With the emergence of blockchain technology in 2009, smart contracts transitioned from conceptual ideas to practical applications. The introduction of blockchain provided the necessary infrastructure to implement and execute smart contracts efficiently. This technology has revolutionized various industries by streamlining processes and eliminating the need for intermediaries.

How Do Smart Contracts Work?

In a blockchain system, a user deposits a specified quantity of cryptocurrency into a smart contract, resulting in the desired item being transferred to their account. The user has the ability to define the conditions, regulations, and additional specifics necessary for the successful execution of the smart contract.

Therefore, users can predetermine the conditions. Smart contracts have several unique features:

Multi-Signature:
This implies that the funds are expended solely when the predetermined percentage of individuals reach a consensus.

Utility to Other Smart Contracts:
Smart contracts can exhibit interdependence, where the execution of one contract triggers the initiation of the subsequent contract.

Store Information:
When a contract is made or executed, it is stored immutably in the blockchain as history.

To execute a smart contract, the user is required to compose a code in Solidity or Vyper programming languages and possess an adequate amount of ETH coins to deploy the contract. Technically, the deployment of the contract involves initiating an Ethereum transaction.

What do Smart Contracts give us?

As you may have guessed, smart contracts are a step forward in technology, specifically they give us the following advantages:

• Smart Contracts effectively address the problem of trust, since they are automatically activated according to predefined conditions.

• Smart contracts operate based on the IF-THEN principle, providing a mechanism that ensures the thorough execution of the process. IF A happens, THEN B follows.

In addition, one of the main factors is the absence of a third party in the agreement. This allows users to save time and money.

How Smart Contracts are used in Real Life?

There are numerous approaches to implementing smart contract technology, and its widespread adoption began around 2016-2017. This technology finds application in various financial services, including money transfers and loan payments.

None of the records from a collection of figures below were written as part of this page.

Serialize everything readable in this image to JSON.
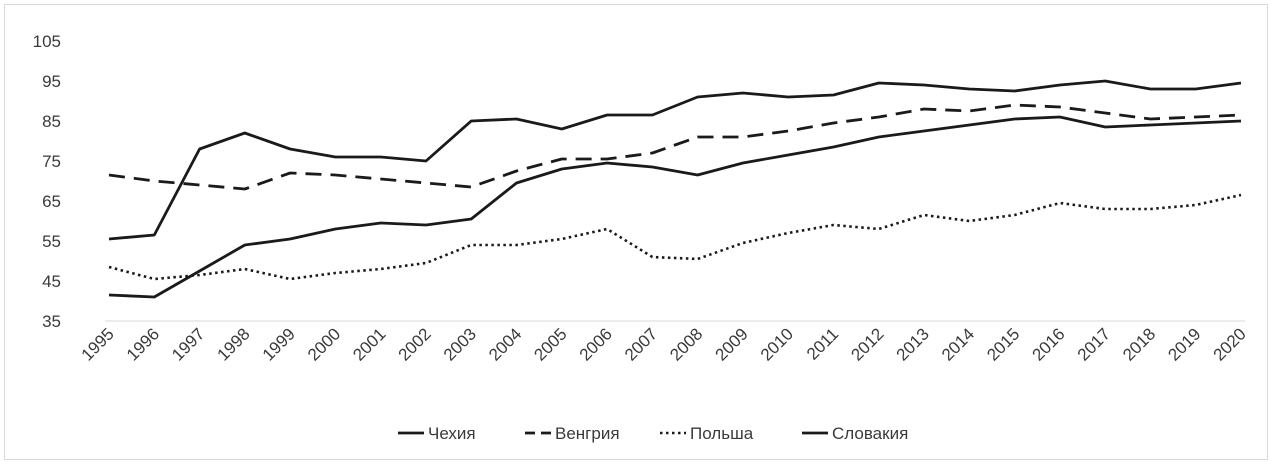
{
  "chart_data": {
    "type": "line",
    "x": [
      "1995",
      "1996",
      "1997",
      "1998",
      "1999",
      "2000",
      "2001",
      "2002",
      "2003",
      "2004",
      "2005",
      "2006",
      "2007",
      "2008",
      "2009",
      "2010",
      "2011",
      "2012",
      "2013",
      "2014",
      "2015",
      "2016",
      "2017",
      "2018",
      "2019",
      "2020"
    ],
    "yticks": [
      35,
      45,
      55,
      65,
      75,
      85,
      95,
      105
    ],
    "ylim": [
      35,
      105
    ],
    "grid": false,
    "legend_position": "bottom",
    "series": [
      {
        "name": "Чехия",
        "style": "solid",
        "color": "#1a1a1a",
        "values": [
          55.5,
          56.5,
          78,
          82,
          78,
          76,
          76,
          75,
          85,
          85.5,
          83,
          86.5,
          86.5,
          91,
          92,
          91,
          91.5,
          94.5,
          94,
          93,
          92.5,
          94,
          95,
          93,
          93,
          94.5
        ]
      },
      {
        "name": "Венгрия",
        "style": "dashed",
        "color": "#1a1a1a",
        "values": [
          71.5,
          70,
          69,
          68,
          72,
          71.5,
          70.5,
          69.5,
          68.5,
          72.5,
          75.5,
          75.5,
          77,
          81,
          81,
          82.5,
          84.5,
          86,
          88,
          87.5,
          89,
          88.5,
          87,
          85.5,
          86,
          86.5
        ]
      },
      {
        "name": "Польша",
        "style": "dotted",
        "color": "#1a1a1a",
        "values": [
          48.5,
          45.5,
          46.5,
          48,
          45.5,
          47,
          48,
          49.5,
          54,
          54,
          55.5,
          58,
          51,
          50.5,
          54.5,
          57,
          59,
          58,
          61.5,
          60,
          61.5,
          64.5,
          63,
          63,
          64,
          66.5
        ]
      },
      {
        "name": "Словакия",
        "style": "solid",
        "color": "#1a1a1a",
        "values": [
          41.5,
          41,
          47.5,
          54,
          55.5,
          58,
          59.5,
          59,
          60.5,
          69.5,
          73,
          74.5,
          73.5,
          71.5,
          74.5,
          76.5,
          78.5,
          81,
          82.5,
          84,
          85.5,
          86,
          83.5,
          84,
          84.5,
          85
        ]
      }
    ]
  }
}
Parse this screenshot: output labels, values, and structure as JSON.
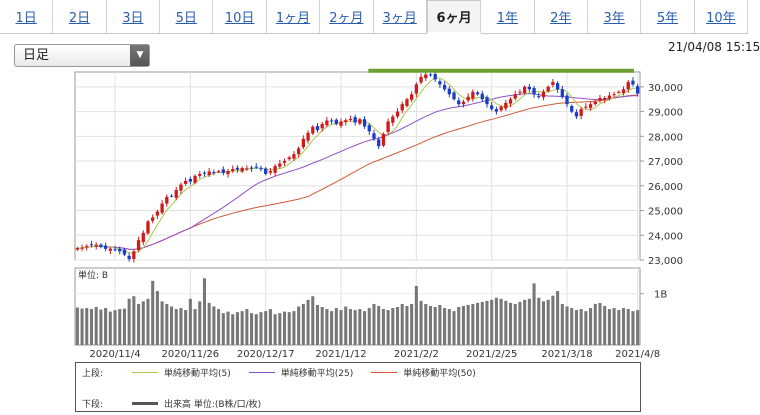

Nevertheless, the potential applications of smart contract technology are virtually limitless. It can be employed in diverse sectors such as insurance, legal processes, healthcare systems, logistics, government operations, real estate, and many more.

Insurance: AXA, a French insurance company, conducted initial trials of flight-delay insurance utilizing smart contracts. Under this system, if a flight experiences a delay beyond a predetermined timeframe, the customer is automatically compensated.

Government: Smart contracts enhance the voting system by introducing ledger-protected votes that can only be decrypted using significant computational power. This ensures the security and integrity of the voting process.

Banking Sector: The world-famous Spanish bank BBVA issued the first 75 million loan using a smart contract.

Summary: Smart Contracts – Technology of the Future

Smart contracts represent a remarkable technological revolution that is increasingly permeating our everyday lives.

While there are aspects that require further refinement, once perfected, they have the potential to become the technology of the future. Smart contracts offer individuals the assurance of security and efficiency while significantly reducing the costs associated with intermediaries.

Over time, smart contracts will become integral to daily operations, similar to how banks introduced digital products for their customers in the past.